石原慎太郎さんは、ベストセラー作家でもあった。一橋大在学中に書いた「太陽の季節」で1955年(昭30)の第1回文学界新人賞、翌年の第34回芥川賞を受賞した。裕福な家庭で育った若者の無軌道な生活ぶりを描写した。当時、新進気鋭の作家の登場とその描き方に、高名な作家たちの評価は真っ二つに割れたが、文壇デビューへの出世作となった。56年には映画化もされ、弟で俳優だった故石原裕次郎さんも脇役で出演。映画デビューを果たした。
日米貿易摩擦真っただ中の89年には、「『NO』と言える日本」を、「ソニー」創業者の1人である故盛田昭夫さんとの共著で出版した。米国のビジネス手法を批判し、「日本は他国に頼るな」と主張した。

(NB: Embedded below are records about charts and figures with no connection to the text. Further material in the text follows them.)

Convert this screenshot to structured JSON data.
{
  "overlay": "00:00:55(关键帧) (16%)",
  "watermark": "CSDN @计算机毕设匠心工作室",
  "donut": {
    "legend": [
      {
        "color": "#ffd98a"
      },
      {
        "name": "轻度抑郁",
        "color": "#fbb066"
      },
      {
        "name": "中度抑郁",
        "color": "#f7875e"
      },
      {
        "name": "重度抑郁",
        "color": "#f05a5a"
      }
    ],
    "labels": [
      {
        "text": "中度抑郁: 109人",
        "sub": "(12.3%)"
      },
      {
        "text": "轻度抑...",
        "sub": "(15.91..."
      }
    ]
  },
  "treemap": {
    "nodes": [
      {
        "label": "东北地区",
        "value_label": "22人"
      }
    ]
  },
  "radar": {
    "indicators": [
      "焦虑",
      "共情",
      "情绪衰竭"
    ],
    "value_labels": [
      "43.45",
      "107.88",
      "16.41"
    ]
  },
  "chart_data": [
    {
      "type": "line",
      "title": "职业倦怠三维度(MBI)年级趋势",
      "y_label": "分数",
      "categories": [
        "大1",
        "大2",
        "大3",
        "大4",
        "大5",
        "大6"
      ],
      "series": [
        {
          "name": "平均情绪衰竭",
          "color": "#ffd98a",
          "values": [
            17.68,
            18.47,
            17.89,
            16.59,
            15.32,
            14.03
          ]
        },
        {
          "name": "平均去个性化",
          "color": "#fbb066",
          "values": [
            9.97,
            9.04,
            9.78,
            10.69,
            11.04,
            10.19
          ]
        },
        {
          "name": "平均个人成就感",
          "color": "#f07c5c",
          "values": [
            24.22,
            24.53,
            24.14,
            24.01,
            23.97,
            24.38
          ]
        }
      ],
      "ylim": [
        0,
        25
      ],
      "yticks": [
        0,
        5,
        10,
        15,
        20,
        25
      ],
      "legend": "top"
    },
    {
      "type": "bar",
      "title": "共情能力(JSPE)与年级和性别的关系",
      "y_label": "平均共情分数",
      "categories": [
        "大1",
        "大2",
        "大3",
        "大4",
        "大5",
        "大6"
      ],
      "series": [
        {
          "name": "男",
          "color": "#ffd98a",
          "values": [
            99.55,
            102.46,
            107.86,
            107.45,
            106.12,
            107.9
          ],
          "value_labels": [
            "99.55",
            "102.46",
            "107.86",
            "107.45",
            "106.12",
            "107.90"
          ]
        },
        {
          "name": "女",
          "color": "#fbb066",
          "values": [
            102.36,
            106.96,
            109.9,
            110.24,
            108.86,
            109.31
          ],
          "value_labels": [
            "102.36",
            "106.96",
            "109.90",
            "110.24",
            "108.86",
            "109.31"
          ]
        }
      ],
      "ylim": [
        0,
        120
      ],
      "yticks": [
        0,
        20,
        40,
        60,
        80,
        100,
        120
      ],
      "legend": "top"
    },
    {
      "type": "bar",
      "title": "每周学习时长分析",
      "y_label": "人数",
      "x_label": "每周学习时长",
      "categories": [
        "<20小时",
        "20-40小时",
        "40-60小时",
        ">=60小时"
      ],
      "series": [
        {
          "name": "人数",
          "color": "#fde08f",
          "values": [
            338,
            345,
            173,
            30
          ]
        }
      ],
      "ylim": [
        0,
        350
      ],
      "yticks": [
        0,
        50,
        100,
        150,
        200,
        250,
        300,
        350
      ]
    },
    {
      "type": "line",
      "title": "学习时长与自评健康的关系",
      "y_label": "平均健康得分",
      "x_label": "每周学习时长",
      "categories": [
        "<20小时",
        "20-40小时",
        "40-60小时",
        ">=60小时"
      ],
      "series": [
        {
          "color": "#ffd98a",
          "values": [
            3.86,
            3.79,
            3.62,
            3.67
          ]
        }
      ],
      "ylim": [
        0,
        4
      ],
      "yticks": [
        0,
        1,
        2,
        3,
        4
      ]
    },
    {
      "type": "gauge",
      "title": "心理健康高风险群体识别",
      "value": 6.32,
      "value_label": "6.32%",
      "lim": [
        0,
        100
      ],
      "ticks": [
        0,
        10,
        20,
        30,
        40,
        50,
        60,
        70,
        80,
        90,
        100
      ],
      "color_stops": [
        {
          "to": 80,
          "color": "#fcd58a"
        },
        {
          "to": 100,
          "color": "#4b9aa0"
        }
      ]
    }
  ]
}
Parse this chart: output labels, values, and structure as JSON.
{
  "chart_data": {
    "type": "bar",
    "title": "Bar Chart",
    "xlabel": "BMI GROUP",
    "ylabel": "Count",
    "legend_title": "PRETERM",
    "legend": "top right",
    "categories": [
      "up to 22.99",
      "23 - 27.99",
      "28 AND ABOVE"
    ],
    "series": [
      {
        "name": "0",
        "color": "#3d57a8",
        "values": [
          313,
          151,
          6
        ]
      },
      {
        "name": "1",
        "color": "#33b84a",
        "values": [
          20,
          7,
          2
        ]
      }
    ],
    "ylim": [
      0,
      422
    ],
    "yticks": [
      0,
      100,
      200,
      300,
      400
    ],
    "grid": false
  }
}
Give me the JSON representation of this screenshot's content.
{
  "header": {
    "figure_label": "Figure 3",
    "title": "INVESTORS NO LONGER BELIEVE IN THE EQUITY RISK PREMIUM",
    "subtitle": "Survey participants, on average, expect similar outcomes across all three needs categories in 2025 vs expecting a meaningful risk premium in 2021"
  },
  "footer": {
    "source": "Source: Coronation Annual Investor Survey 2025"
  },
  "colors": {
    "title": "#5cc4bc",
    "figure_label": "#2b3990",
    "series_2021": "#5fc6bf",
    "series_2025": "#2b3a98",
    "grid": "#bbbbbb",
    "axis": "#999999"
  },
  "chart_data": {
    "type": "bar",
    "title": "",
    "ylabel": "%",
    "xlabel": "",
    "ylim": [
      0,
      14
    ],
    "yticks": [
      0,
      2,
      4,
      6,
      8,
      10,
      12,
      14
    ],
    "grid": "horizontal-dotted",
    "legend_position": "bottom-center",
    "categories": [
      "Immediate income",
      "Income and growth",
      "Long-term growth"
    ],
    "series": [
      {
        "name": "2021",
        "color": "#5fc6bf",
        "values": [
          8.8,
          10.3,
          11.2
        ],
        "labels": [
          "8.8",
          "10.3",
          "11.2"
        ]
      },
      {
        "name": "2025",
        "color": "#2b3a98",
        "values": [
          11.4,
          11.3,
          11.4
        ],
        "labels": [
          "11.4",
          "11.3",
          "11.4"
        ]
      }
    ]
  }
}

96年には裕次郎さんのことをつづった私小説「弟」を発表。晩年になっても執筆意欲は衰えず、16年には国会議員時代に金権政治批判の急先鋒(せんぽう)として標的にした田中角栄元首相を題材にした「天才」も著した。関越自動車道や上越新幹線を開通させるなど、田中元首相が提唱した「日本列島改造論」や、「日中国交正常化」などの業績を見直すと同時に、その人間像も描いた。
このほか、小説、エッセーなど、著作は数多くある。